Аня встала и посмотрела на икону. Христос смотрел строго, будто говоря: «Ишь чего захотела! Не по Сеньке шапка!»
– Я его люблю! – возразила Аня. – Ни Клава, ни княжна, никто другой его так не полюбит. Никогда! Они красивые, избалованные, всегда найдут другого. Я не хочу даже искать! Думать об этом не желаю! Он для меня все! Дороже всех на свете! Дай мне его, Господи! Если не можешь навсегда, то хоть на короткое время!

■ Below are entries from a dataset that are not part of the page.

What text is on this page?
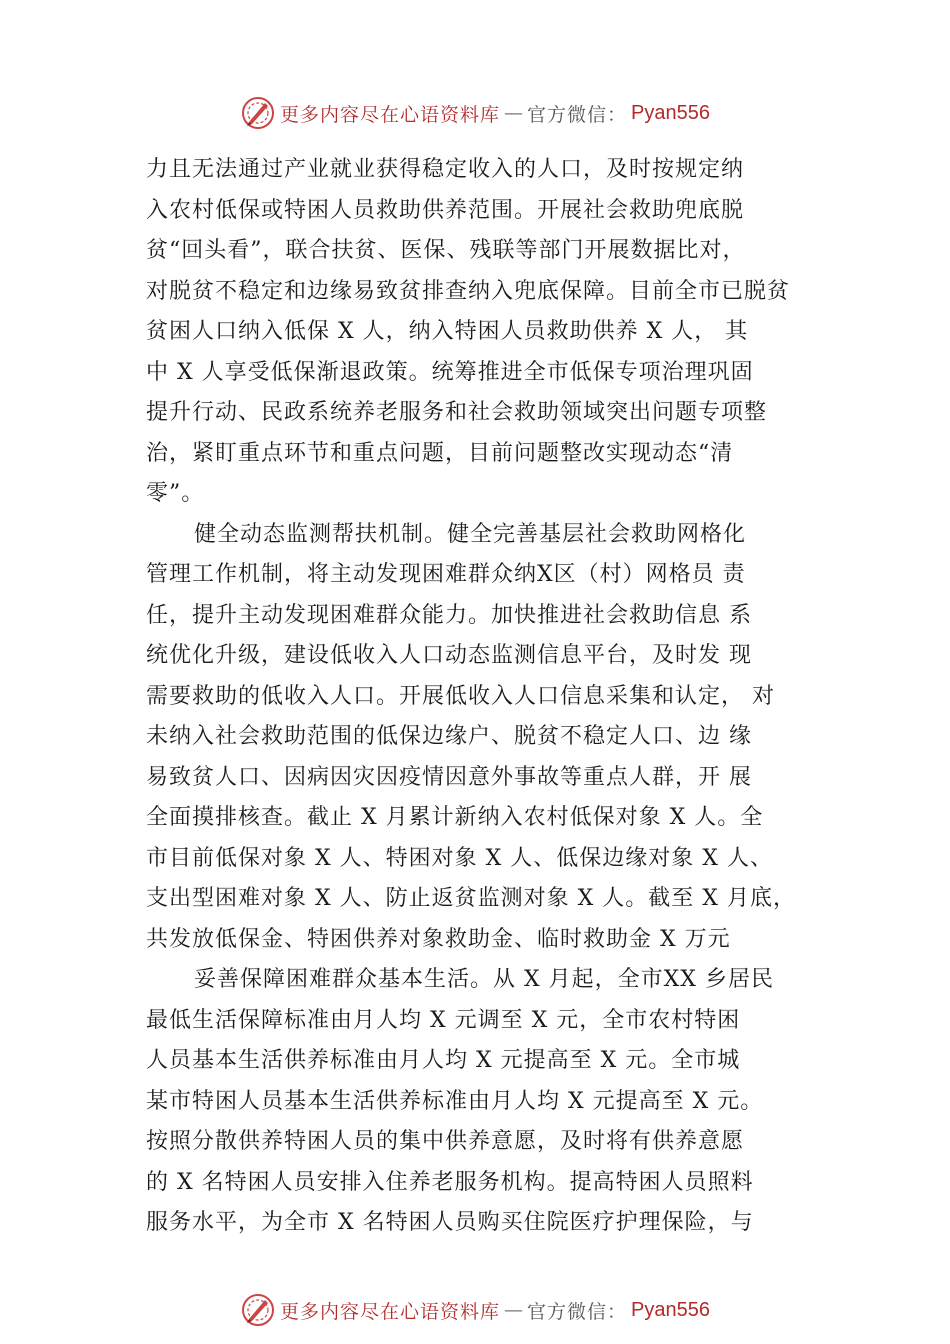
更多内容尽在心语资料库 — 官方微信： Pyan556
力且无法通过产业就业获得稳定收入的人口，及时按规定纳
入农村低保或特困人员救助供养范围。开展社会救助兜底脱
贫“回头看”，联合扶贫、医保、残联等部门开展数据比对，
对脱贫不稳定和边缘易致贫排查纳入兜底保障。目前全市已脱贫
贫困人口纳入低保 X 人，纳入特困人员救助供养 X 人， 其
中 X 人享受低保渐退政策。统筹推进全市低保专项治理巩固
提升行动、民政系统养老服务和社会救助领域突出问题专项整
治，紧盯重点环节和重点问题，目前问题整改实现动态“清
零”。
健全动态监测帮扶机制。健全完善基层社会救助网格化
管理工作机制，将主动发现困难群众纳X区（村）网格员 责
任，提升主动发现困难群众能力。加快推进社会救助信息 系
统优化升级，建设低收入人口动态监测信息平台，及时发 现
需要救助的低收入人口。开展低收入人口信息采集和认定， 对
未纳入社会救助范围的低保边缘户、脱贫不稳定人口、边 缘
易致贫人口、因病因灾因疫情因意外事故等重点人群，开 展
全面摸排核查。截止 X 月累计新纳入农村低保对象 X 人。全
市目前低保对象 X 人、特困对象 X 人、低保边缘对象 X 人、
支出型困难对象 X 人、防止返贫监测对象 X 人。截至 X 月底，
共发放低保金、特困供养对象救助金、临时救助金 X 万元
妥善保障困难群众基本生活。从 X 月起，全市XX 乡居民
最低生活保障标准由月人均 X 元调至 X 元，全市农村特困
人员基本生活供养标准由月人均 X 元提高至 X 元。全市城
某市特困人员基本生活供养标准由月人均 X 元提高至 X 元。
按照分散供养特困人员的集中供养意愿，及时将有供养意愿
的 X 名特困人员安排入住养老服务机构。提高特困人员照料
服务水平，为全市 X 名特困人员购买住院医疗护理保险，与
更多内容尽在心语资料库 — 官方微信： Pyan556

Год, полгода, даже неделю! Лишь бы с ним! Лишь бы он полюбил меня!
Христос на иконе смотрел задумчиво, словно взвешивая ее слова.
– Я на все готова! – заверила Аня. – Пусть меня ранят, пусть даже убьют, только хоть немножечко с ним! Совсем чуточку! Я его так люблю!.. – она всхлипнула. – Честное слово! Пожалуйста, Боженька!..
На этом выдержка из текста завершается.